Юные годы Катерины, проведенные с родителями, сражавшимися за каждую пядь королевства, сказываются в каждом решении; они с Томасом Говардом находят общий язык. Хотя все оставшиеся в Англии жалуются на то, что их охраняют старик и беременная женщина, я думаю, что эти двое – куда лучшие военачальники, чем те, что у нас во Франции. Она разбирается в опасностях на поле боя и в том, как развертываются войска, словно это самое естественное занятие для принцессы. Когда Томас Говард набирает людей, чтобы отправиться на север, они с королевой составляют план войны, по которому он должен ударить по шотландцам на севере, а она – держать вторую линию, в средних землях, на случай поражения. Это она, презрев свое состояние, выезжает к армии на белом коне, облаченная в золотые одежды, и выкрикивает обращение к армии, говоря, что ни один народ в мире не умеет сражаться так, как англичане.

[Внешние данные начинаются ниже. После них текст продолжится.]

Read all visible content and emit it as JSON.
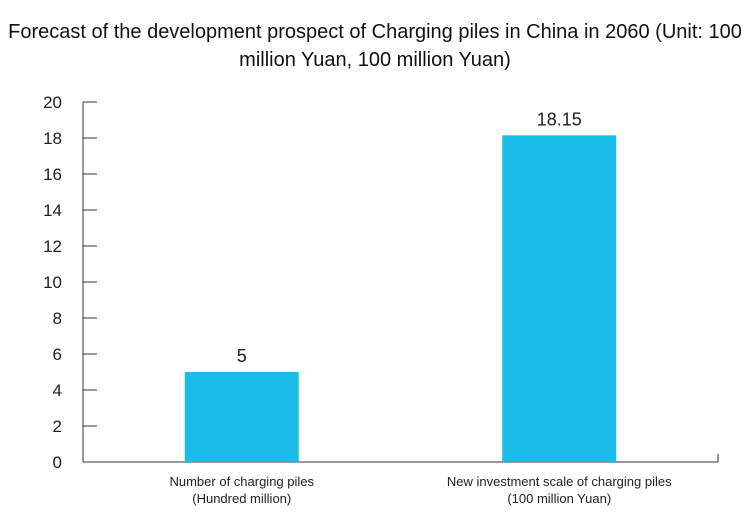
{
  "chart_data": {
    "type": "bar",
    "title": "Forecast of the development prospect of Charging piles in China in 2060 (Unit: 100 million Yuan, 100 million Yuan)",
    "categories": [
      [
        "Number of charging piles",
        "(Hundred million)"
      ],
      [
        "New investment scale of charging piles",
        "(100 million Yuan)"
      ]
    ],
    "values": [
      5,
      18.15
    ],
    "data_labels": [
      "5",
      "18.15"
    ],
    "ylim": [
      0,
      20
    ],
    "yticks": [
      0,
      2,
      4,
      6,
      8,
      10,
      12,
      14,
      16,
      18,
      20
    ],
    "colors": {
      "bar": "#1ABDEA",
      "axis": "#333333"
    },
    "grid": false,
    "legend": "none"
  }
}
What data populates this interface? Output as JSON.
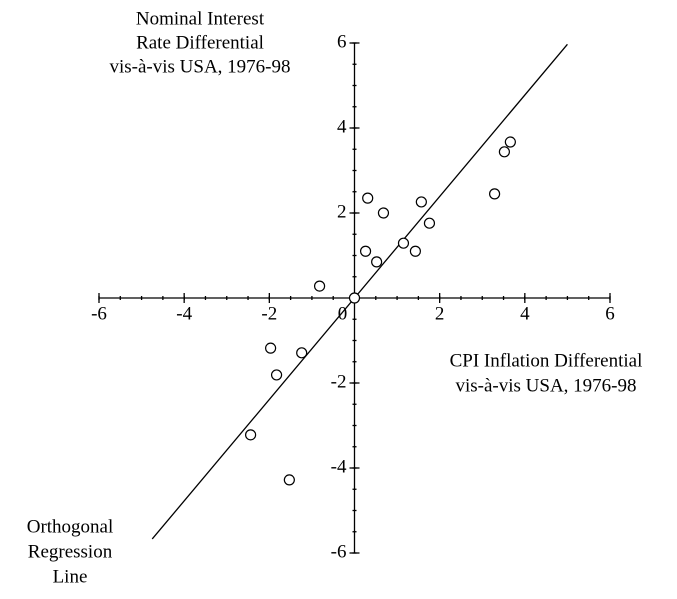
{
  "chart_data": {
    "type": "scatter",
    "y_label_lines": [
      "Nominal Interest",
      "Rate Differential",
      "vis-à-vis USA, 1976-98"
    ],
    "x_label_lines": [
      "CPI Inflation Differential",
      "vis-à-vis USA, 1976-98"
    ],
    "annotation_lines": [
      "Orthogonal",
      "Regression",
      "Line"
    ],
    "xlim": [
      -6,
      6
    ],
    "ylim": [
      -6,
      6
    ],
    "xticks": [
      -6,
      -4,
      -2,
      0,
      2,
      4,
      6
    ],
    "yticks": [
      -6,
      -4,
      -2,
      0,
      2,
      4,
      6
    ],
    "minor_ticks": [
      -6,
      -5.5,
      -5,
      -4.5,
      -4,
      -3.5,
      -3,
      -2.5,
      -2,
      -1.5,
      -1,
      -0.5,
      0,
      0.5,
      1,
      1.5,
      2,
      2.5,
      3,
      3.5,
      4,
      4.5,
      5,
      5.5,
      6
    ],
    "color": "#000000",
    "x": [
      0.31,
      0.68,
      1.57,
      1.76,
      1.15,
      1.43,
      0.26,
      0.52,
      -0.82,
      0,
      3.29,
      3.52,
      3.66,
      -1.97,
      -1.24,
      -1.83,
      -2.44,
      -1.53
    ],
    "y": [
      2.35,
      2.0,
      2.26,
      1.76,
      1.29,
      1.1,
      1.1,
      0.85,
      0.28,
      0,
      2.45,
      3.44,
      3.67,
      -1.18,
      -1.29,
      -1.81,
      -3.22,
      -4.28
    ],
    "fit_line": {
      "x": [
        -4.75,
        5.0
      ],
      "y": [
        -5.67,
        5.97
      ]
    }
  }
}
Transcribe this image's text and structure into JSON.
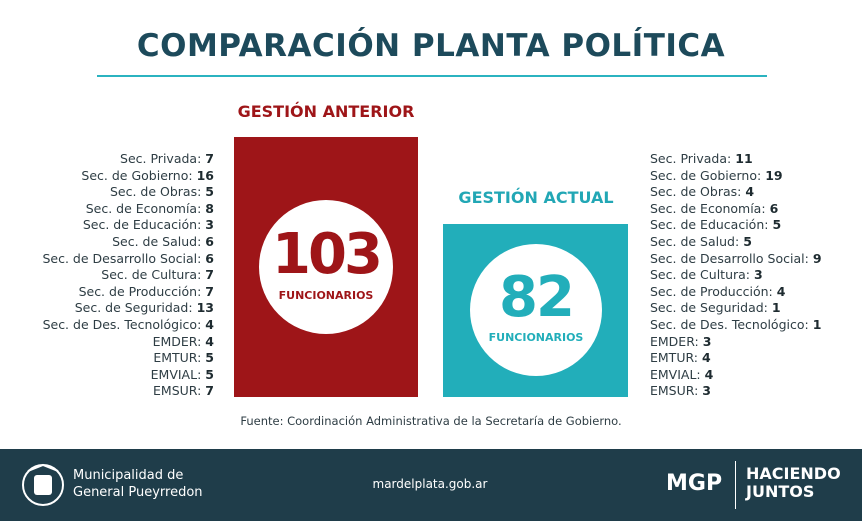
{
  "title": "COMPARACIÓN PLANTA POLÍTICA",
  "previous": {
    "heading": "GESTIÓN ANTERIOR",
    "total": "103",
    "unit": "FUNCIONARIOS",
    "items": [
      [
        "Sec. Privada:",
        "7"
      ],
      [
        "Sec. de Gobierno:",
        "16"
      ],
      [
        "Sec. de Obras:",
        "5"
      ],
      [
        "Sec. de Economía:",
        "8"
      ],
      [
        "Sec. de Educación:",
        "3"
      ],
      [
        "Sec. de Salud:",
        "6"
      ],
      [
        "Sec. de Desarrollo Social:",
        "6"
      ],
      [
        "Sec. de Cultura:",
        "7"
      ],
      [
        "Sec. de Producción:",
        "7"
      ],
      [
        "Sec. de Seguridad:",
        "13"
      ],
      [
        "Sec. de Des. Tecnológico:",
        "4"
      ],
      [
        "EMDER:",
        "4"
      ],
      [
        "EMTUR:",
        "5"
      ],
      [
        "EMVIAL:",
        "5"
      ],
      [
        "EMSUR:",
        "7"
      ]
    ]
  },
  "current": {
    "heading": "GESTIÓN ACTUAL",
    "total": "82",
    "unit": "FUNCIONARIOS",
    "items": [
      [
        "Sec. Privada:",
        "11"
      ],
      [
        "Sec. de Gobierno:",
        "19"
      ],
      [
        "Sec. de Obras:",
        "4"
      ],
      [
        "Sec. de Economía:",
        "6"
      ],
      [
        "Sec. de Educación:",
        "5"
      ],
      [
        "Sec. de Salud:",
        "5"
      ],
      [
        "Sec. de Desarrollo Social:",
        "9"
      ],
      [
        "Sec. de Cultura:",
        "3"
      ],
      [
        "Sec. de Producción:",
        "4"
      ],
      [
        "Sec. de Seguridad:",
        "1"
      ],
      [
        "Sec. de Des. Tecnológico:",
        "1"
      ],
      [
        "EMDER:",
        "3"
      ],
      [
        "EMTUR:",
        "4"
      ],
      [
        "EMVIAL:",
        "4"
      ],
      [
        "EMSUR:",
        "3"
      ]
    ]
  },
  "source": "Fuente: Coordinación Administrativa de la Secretaría de Gobierno.",
  "footer": {
    "org_line1": "Municipalidad de",
    "org_line2": "General Pueyrredon",
    "website": "mardelplata.gob.ar",
    "brand": "MGP",
    "slogan_line1": "HACIENDO",
    "slogan_line2": "JUNTOS"
  }
}
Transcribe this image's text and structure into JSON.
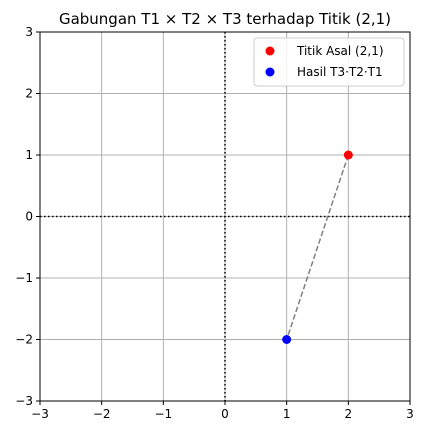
{
  "chart_data": {
    "type": "scatter",
    "title": "Gabungan T1 × T2 × T3 terhadap Titik (2,1)",
    "xlabel": "",
    "ylabel": "",
    "xlim": [
      -3,
      3
    ],
    "ylim": [
      -3,
      3
    ],
    "x_ticks": [
      -3,
      -2,
      -1,
      0,
      1,
      2,
      3
    ],
    "y_ticks": [
      -3,
      -2,
      -1,
      0,
      1,
      2,
      3
    ],
    "x_tick_labels": [
      "−3",
      "−2",
      "−1",
      "0",
      "1",
      "2",
      "3"
    ],
    "y_tick_labels": [
      "−3",
      "−2",
      "−1",
      "0",
      "1",
      "2",
      "3"
    ],
    "grid": true,
    "axis_lines": {
      "x": 0,
      "y": 0,
      "style": "dotted",
      "color": "#000000"
    },
    "legend_position": "top-right",
    "series": [
      {
        "name": "Titik Asal (2,1)",
        "color": "#ff0000",
        "points": [
          {
            "x": 2,
            "y": 1
          }
        ]
      },
      {
        "name": "Hasil T3·T2·T1",
        "color": "#0000ff",
        "points": [
          {
            "x": 1,
            "y": -2
          }
        ]
      }
    ],
    "connector": {
      "from": {
        "x": 2,
        "y": 1
      },
      "to": {
        "x": 1,
        "y": -2
      },
      "style": "dashed",
      "color": "#808080"
    }
  }
}
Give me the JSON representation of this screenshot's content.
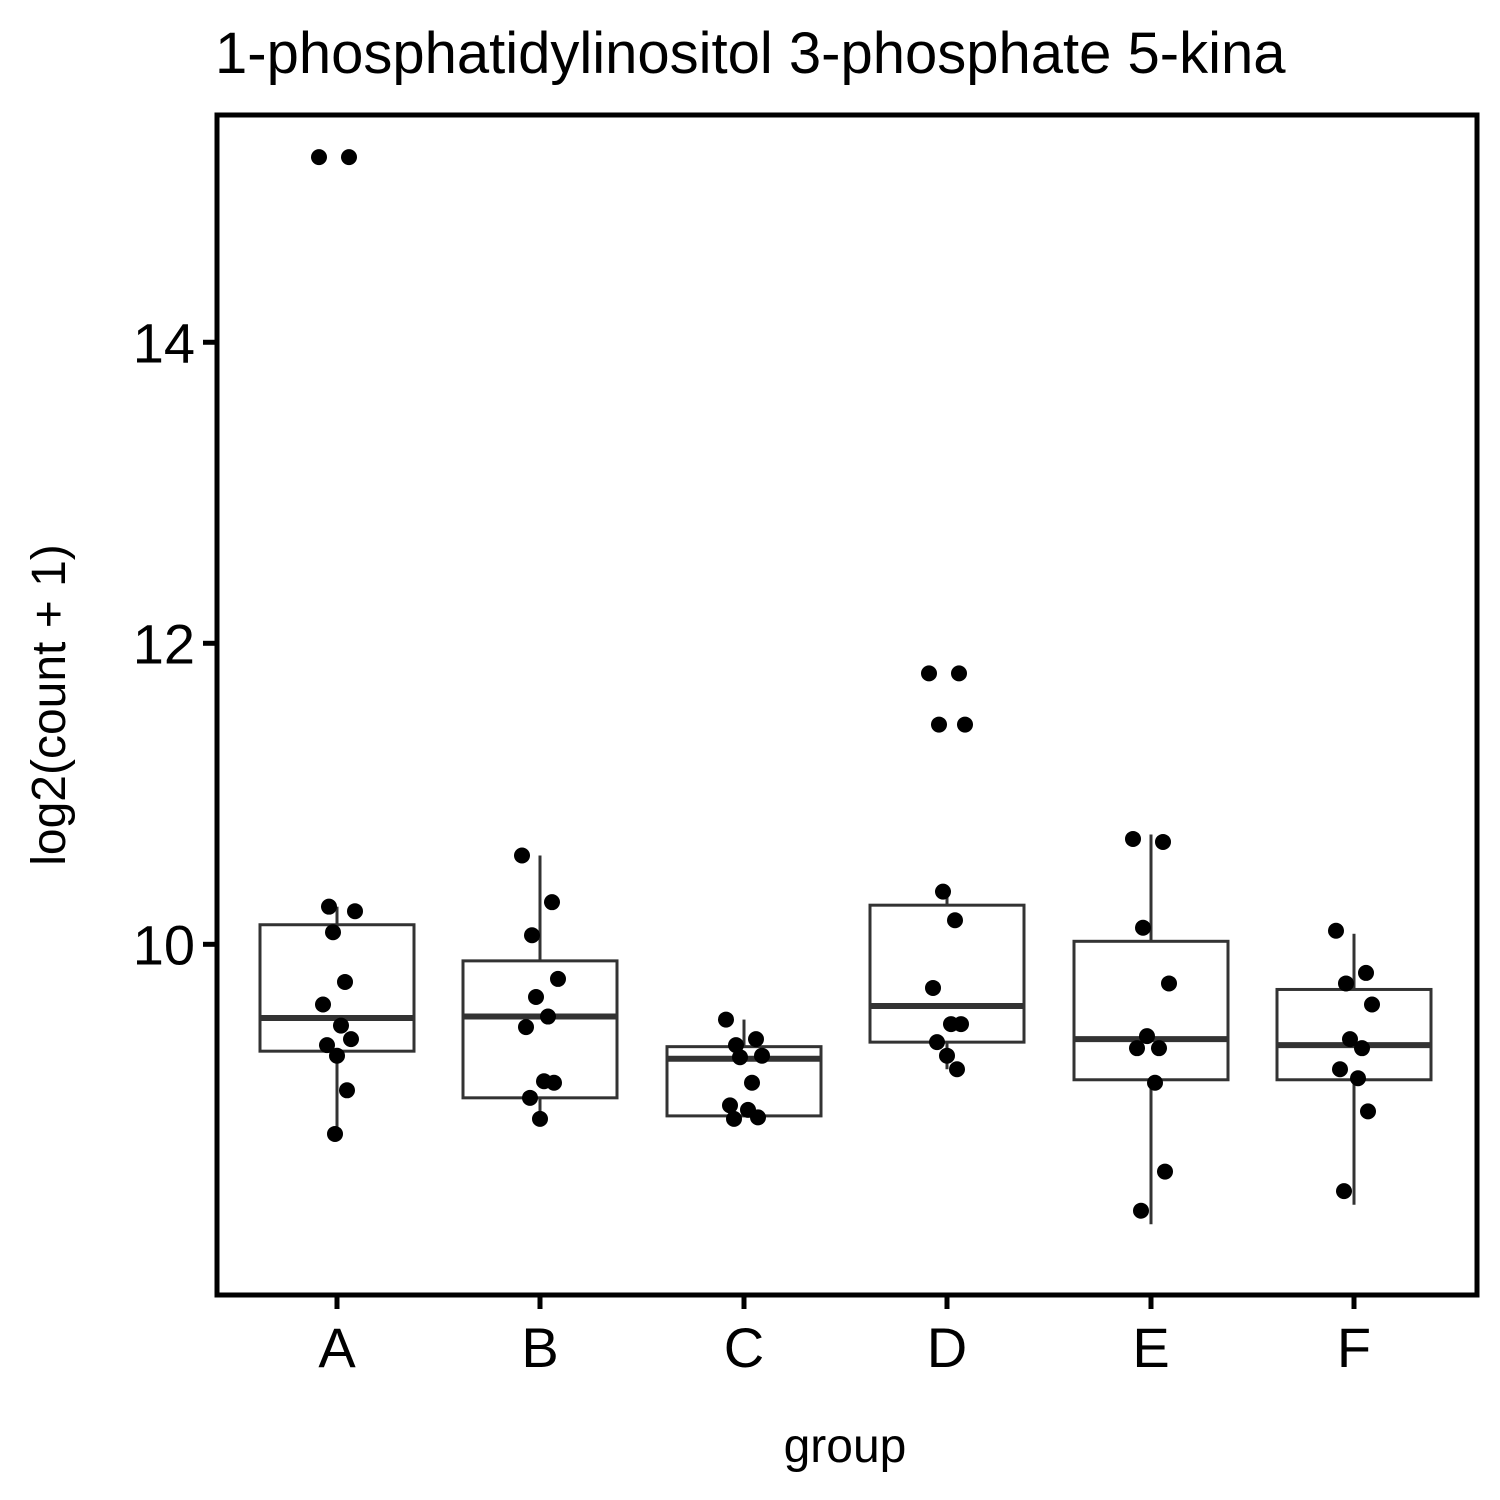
{
  "chart_data": {
    "type": "box",
    "title": "1-phosphatidylinositol 3-phosphate 5-kina",
    "xlabel": "group",
    "ylabel": "log2(count + 1)",
    "categories": [
      "A",
      "B",
      "C",
      "D",
      "E",
      "F"
    ],
    "yticks": [
      10,
      12,
      14
    ],
    "ylim": [
      7.67,
      15.51
    ],
    "grid": false,
    "legend": "none",
    "colors": {
      "box_stroke": "#333333",
      "point": "#000000",
      "panel_border": "#000000",
      "background": "#ffffff"
    },
    "boxes": [
      {
        "group": "A",
        "q1": 9.29,
        "median": 9.51,
        "q3": 10.13,
        "whisker_low": 8.74,
        "whisker_high": 10.25
      },
      {
        "group": "B",
        "q1": 8.98,
        "median": 9.52,
        "q3": 9.89,
        "whisker_low": 8.84,
        "whisker_high": 10.59
      },
      {
        "group": "C",
        "q1": 8.86,
        "median": 9.24,
        "q3": 9.32,
        "whisker_low": 8.86,
        "whisker_high": 9.5
      },
      {
        "group": "D",
        "q1": 9.35,
        "median": 9.59,
        "q3": 10.26,
        "whisker_low": 9.17,
        "whisker_high": 10.35
      },
      {
        "group": "E",
        "q1": 9.1,
        "median": 9.37,
        "q3": 10.02,
        "whisker_low": 8.14,
        "whisker_high": 10.73
      },
      {
        "group": "F",
        "q1": 9.1,
        "median": 9.33,
        "q3": 9.7,
        "whisker_low": 8.27,
        "whisker_high": 10.07
      }
    ],
    "points": [
      {
        "group": "A",
        "values": [
          15.23,
          15.23,
          10.25,
          10.22,
          10.08,
          9.75,
          9.6,
          9.46,
          9.37,
          9.33,
          9.26,
          9.03,
          8.74
        ]
      },
      {
        "group": "B",
        "values": [
          10.59,
          10.28,
          10.06,
          9.77,
          9.65,
          9.52,
          9.45,
          9.09,
          9.08,
          8.98,
          8.84
        ]
      },
      {
        "group": "C",
        "values": [
          9.5,
          9.37,
          9.33,
          9.26,
          9.25,
          9.08,
          8.93,
          8.9,
          8.85,
          8.84
        ]
      },
      {
        "group": "D",
        "values": [
          11.8,
          11.8,
          11.46,
          11.46,
          10.35,
          10.16,
          9.71,
          9.47,
          9.47,
          9.35,
          9.26,
          9.17
        ]
      },
      {
        "group": "E",
        "values": [
          10.7,
          10.68,
          10.11,
          9.74,
          9.39,
          9.31,
          9.31,
          9.08,
          8.49,
          8.23
        ]
      },
      {
        "group": "F",
        "values": [
          10.09,
          9.81,
          9.74,
          9.6,
          9.37,
          9.31,
          9.17,
          9.11,
          8.89,
          8.36
        ]
      }
    ]
  }
}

Я смотрю на нее и едва узнаю скучающую по дому девочку, которая плакала в моих объятиях в Ладлоу. Она стала женщиной, она стала королевой. И лучше того, она стала воинствующей королевой, великой Королевой Англии.
Вестминстерский дворец, Лондон, осень 1513 годаПлан войны оказывается оглушительно успешным. Томас Говард присылает королеве окровавленный плащ Иакова IV. Зять короля, его венценосный брат, мертв, по нашей вине принцесса Маргарита стала вдовой, мы сделали ее вдовствующей королевой с ребенком семнадцати месяцев на руках, и Шотландия лежит перед нами, остается только взять.
Катерина исполнена кровожадной радости, я смеюсь, глядя, как она танцует по комнате, распевая воинственную песню по-испански. Я беру ее за руки и умоляю сесть, успокоиться и поберечься; но она дочь своей матери во всем, она требует, чтобы ей прислали голову Иакова Шотландского, пока мы не убеждаем ее, что английский монарх не может быть таким свирепым. Тогда она отправляет окровавленный плащ Иакова и его разорванные знамена Генриху во Францию, чтобы он знал, что она защитила королевство лучше, чем кто-либо из регентов до нее, разбила шотландцев, как никто до нее не разбивал, и Лондон празднует вместе со двором: наша королева – героиня, воинствующая королева, которая может удержать королевство и носить дитя в утробе.
Ночью ей становится дурно. Я сплю в ее постели и слышу, как она стонет, прежде чем боль прорвется сквозь сон и разбудит ее. Я поворачиваюсь и приподнимаюсь на локте, чтобы взглянуть ей в лицо, думая, что ей снится дурной сон и надо ее разбудить. Потом я чувствую босыми ногами, что постель мокрая, вздрагиваю, спрыгиваю с кровати, откидываю покрывало и вижу, что моя рубашка красна, чудовищно запятнана ее водами.
Я бросаюсь к двери, распахиваю ее и кричу, чтобы звали повитух и докторов, а потом возвращаюсь и держу ее за руки, пока она стонет от подступающей боли.
Еще рано, но не слишком рано, возможно, ребенок выживет в этих внезапных скоропостижных страшных схватках. Я держу Катерину за плечи, она наклоняется вперед, потом я губкой протираю ей лицо, когда она откидывается назад и облегченно вздыхает.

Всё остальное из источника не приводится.